Air Pollution And Your Sleep
New research suggests that people with the highest exposure to two types of air pollution – one stemming from automobile traffic (NO2) and the other called fine-particle pollution (PM2.5) – are less likely to sleep well compared to those with lower exposure to pollution. Researchers from the University of Washington analyzed data from 1,863 adults previously enrolled in sleep and air pollution studies. Using measurements already gathered in 6 U.S. cities the researchers estimated air pollution exposures at each study participant’s home. To find out how well the participants slept, the team equipped them with wrist devices that measure small movements and can provide detailed estimates of sleep and wake patterns. They found that the 25 percent of the participants who had the highest exposure to pollution slept least. Over the course of 5 years, the researchers determined that participants exposed to the highest levels of NO2 had an almost 60 percent greater likelihood of experiencing poor sleep compared to those who had the least exposure to these pollutants, and that those with the highest exposure to small particulates were nearly 50 percent less likely to sleep well.
My take?
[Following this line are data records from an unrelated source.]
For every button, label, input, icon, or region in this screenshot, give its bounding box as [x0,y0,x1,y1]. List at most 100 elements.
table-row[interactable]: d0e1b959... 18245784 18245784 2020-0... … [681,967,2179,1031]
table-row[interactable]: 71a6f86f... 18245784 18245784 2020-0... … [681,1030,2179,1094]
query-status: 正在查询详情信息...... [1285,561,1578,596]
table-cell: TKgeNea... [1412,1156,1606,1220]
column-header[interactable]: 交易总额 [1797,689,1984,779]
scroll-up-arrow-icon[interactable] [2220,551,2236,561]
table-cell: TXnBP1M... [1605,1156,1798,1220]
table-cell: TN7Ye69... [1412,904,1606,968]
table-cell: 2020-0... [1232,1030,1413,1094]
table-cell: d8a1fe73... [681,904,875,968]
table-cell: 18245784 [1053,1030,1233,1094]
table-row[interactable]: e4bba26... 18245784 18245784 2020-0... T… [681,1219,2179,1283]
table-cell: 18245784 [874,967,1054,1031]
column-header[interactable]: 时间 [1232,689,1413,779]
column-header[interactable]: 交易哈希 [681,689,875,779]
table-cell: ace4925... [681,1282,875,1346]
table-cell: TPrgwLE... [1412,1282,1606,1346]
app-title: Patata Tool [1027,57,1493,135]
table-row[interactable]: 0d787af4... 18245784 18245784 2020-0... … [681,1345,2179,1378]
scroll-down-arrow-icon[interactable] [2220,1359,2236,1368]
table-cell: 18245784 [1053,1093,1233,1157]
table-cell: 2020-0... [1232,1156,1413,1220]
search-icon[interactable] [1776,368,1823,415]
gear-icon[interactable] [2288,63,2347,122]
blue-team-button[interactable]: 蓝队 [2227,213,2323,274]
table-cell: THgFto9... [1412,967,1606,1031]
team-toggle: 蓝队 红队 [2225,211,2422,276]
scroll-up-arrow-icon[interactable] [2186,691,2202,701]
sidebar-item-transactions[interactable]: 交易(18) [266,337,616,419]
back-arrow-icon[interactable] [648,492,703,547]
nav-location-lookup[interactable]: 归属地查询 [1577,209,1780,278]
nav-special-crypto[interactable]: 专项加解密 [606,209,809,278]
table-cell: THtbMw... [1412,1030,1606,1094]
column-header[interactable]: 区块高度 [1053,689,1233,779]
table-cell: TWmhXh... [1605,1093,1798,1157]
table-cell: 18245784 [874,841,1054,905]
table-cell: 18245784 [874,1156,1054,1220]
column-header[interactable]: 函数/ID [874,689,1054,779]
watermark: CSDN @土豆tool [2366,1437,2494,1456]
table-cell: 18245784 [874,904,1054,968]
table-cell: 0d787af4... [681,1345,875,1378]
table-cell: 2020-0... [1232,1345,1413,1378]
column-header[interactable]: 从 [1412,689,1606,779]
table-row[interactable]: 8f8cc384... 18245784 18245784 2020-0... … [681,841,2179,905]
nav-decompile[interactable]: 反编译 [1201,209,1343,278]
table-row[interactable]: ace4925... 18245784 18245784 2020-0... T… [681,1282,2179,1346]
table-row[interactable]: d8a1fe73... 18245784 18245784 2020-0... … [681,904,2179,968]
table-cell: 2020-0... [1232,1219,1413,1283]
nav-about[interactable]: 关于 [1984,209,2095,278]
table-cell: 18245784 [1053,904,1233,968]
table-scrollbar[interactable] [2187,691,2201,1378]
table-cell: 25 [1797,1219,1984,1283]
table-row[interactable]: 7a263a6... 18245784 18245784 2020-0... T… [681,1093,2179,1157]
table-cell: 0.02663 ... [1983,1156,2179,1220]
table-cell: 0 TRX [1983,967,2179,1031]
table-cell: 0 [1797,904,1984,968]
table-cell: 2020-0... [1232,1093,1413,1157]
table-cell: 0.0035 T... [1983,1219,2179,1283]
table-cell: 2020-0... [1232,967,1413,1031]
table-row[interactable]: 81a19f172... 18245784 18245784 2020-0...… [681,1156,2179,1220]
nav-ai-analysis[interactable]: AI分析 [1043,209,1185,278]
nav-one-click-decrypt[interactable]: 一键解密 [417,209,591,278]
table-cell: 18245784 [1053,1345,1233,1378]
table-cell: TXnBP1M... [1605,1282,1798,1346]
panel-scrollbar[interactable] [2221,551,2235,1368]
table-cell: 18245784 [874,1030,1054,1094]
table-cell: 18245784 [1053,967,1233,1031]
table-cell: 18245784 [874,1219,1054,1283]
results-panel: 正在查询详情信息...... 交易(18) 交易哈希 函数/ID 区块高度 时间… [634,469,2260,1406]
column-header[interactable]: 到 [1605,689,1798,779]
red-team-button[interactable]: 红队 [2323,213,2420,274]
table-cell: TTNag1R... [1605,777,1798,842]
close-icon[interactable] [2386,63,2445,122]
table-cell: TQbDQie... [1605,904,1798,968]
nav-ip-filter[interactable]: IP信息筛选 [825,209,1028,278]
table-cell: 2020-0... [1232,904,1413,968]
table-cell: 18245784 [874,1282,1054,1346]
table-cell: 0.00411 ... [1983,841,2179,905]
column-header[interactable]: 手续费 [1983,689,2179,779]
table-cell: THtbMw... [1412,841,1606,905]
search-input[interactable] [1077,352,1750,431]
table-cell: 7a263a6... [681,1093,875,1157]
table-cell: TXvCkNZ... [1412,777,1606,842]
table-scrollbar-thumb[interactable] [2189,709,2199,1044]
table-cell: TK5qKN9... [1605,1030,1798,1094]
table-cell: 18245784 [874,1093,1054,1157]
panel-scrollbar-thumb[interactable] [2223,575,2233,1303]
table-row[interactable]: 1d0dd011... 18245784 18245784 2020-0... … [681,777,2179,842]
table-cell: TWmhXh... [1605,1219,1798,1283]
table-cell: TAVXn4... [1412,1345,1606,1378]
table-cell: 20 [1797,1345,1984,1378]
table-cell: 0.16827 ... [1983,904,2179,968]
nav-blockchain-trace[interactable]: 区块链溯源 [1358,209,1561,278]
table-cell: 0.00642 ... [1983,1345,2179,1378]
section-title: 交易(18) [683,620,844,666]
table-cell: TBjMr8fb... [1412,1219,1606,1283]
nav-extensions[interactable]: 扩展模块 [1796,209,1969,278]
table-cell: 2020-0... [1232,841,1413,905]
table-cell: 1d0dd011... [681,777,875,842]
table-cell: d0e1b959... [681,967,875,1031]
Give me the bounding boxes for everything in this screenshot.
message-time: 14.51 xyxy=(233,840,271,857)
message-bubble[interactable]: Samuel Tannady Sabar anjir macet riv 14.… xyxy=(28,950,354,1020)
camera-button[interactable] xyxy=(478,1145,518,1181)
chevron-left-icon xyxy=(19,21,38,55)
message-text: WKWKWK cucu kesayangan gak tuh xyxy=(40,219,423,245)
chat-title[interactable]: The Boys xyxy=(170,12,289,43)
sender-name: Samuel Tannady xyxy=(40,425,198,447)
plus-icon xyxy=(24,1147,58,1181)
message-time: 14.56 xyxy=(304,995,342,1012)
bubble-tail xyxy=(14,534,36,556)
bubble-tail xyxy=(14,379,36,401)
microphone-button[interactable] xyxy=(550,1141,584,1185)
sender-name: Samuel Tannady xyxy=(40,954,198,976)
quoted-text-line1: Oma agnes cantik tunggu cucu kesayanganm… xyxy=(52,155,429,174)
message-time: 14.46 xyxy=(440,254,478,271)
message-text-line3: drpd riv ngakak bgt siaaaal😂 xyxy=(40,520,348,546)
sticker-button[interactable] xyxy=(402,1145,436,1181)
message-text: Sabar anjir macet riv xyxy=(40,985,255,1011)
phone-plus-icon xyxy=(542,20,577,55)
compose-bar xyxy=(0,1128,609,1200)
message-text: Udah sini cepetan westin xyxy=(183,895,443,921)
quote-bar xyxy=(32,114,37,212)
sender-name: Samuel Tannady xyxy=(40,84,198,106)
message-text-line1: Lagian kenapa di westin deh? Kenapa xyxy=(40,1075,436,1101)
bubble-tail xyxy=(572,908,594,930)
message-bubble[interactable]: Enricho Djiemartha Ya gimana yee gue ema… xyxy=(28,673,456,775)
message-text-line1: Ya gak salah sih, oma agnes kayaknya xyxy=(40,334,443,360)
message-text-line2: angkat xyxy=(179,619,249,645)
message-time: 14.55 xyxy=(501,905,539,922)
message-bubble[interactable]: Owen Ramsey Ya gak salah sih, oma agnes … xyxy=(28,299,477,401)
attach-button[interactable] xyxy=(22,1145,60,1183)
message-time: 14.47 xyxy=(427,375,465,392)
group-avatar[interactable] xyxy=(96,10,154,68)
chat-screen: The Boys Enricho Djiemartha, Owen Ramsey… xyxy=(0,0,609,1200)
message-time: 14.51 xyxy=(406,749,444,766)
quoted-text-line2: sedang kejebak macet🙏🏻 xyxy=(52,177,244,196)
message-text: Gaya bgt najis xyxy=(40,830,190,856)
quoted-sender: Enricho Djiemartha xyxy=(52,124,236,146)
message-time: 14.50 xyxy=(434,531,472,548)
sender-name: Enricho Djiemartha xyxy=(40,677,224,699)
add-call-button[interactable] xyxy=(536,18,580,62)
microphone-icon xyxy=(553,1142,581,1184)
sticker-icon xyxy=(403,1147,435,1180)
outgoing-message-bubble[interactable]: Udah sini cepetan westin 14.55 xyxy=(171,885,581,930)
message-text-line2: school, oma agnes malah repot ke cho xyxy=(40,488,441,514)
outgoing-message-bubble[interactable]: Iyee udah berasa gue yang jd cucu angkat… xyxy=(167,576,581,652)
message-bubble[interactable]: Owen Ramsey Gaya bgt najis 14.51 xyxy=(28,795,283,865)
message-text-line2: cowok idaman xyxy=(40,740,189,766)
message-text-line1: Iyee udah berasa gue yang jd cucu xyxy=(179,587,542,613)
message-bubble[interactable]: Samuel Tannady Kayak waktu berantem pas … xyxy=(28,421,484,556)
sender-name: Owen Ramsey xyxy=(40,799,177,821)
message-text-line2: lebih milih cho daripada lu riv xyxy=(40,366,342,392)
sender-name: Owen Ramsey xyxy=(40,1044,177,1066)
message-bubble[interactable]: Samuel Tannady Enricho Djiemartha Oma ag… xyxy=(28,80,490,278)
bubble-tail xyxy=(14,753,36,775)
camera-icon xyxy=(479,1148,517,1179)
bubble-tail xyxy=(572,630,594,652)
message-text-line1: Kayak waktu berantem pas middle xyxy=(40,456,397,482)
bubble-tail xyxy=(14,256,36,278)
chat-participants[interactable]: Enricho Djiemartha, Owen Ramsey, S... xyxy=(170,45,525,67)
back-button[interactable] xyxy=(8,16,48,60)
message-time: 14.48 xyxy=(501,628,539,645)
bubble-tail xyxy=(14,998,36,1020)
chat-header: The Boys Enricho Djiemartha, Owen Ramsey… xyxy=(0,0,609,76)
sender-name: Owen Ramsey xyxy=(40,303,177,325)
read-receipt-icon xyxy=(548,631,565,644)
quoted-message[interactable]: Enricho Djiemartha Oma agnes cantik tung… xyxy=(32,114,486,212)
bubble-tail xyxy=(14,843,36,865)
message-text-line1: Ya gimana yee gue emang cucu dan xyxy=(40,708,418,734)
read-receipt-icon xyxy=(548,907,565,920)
These new findings add to earlier reports about the negative effects of air pollution, which is estimated to contribute to seven million early deaths worldwide from lung and heart disease and cancer. In the United States, dangerously high levels of pollution on the east coast and in the greater Los Angeles area are causing premature death, disability and disease. If you think air pollution is affecting your sleep or your health in general, you might consider using HEPA (high-efficiency particulate air) filters to help clean the air in your home. These devices work by forcing air through screens containing microscopic pores, which remove all airborne particles above a very small size
Martha E. Billings et al, “Relationship of Air Pollution to Sleep Disruption: The Multi-Ethnic Study of Atherosclerosis (MESA) Sleep and MESA-Air Studies.” Study presented at the American Thoracic Society 2017 International Conference, May 21, 2017, Washington, D.C.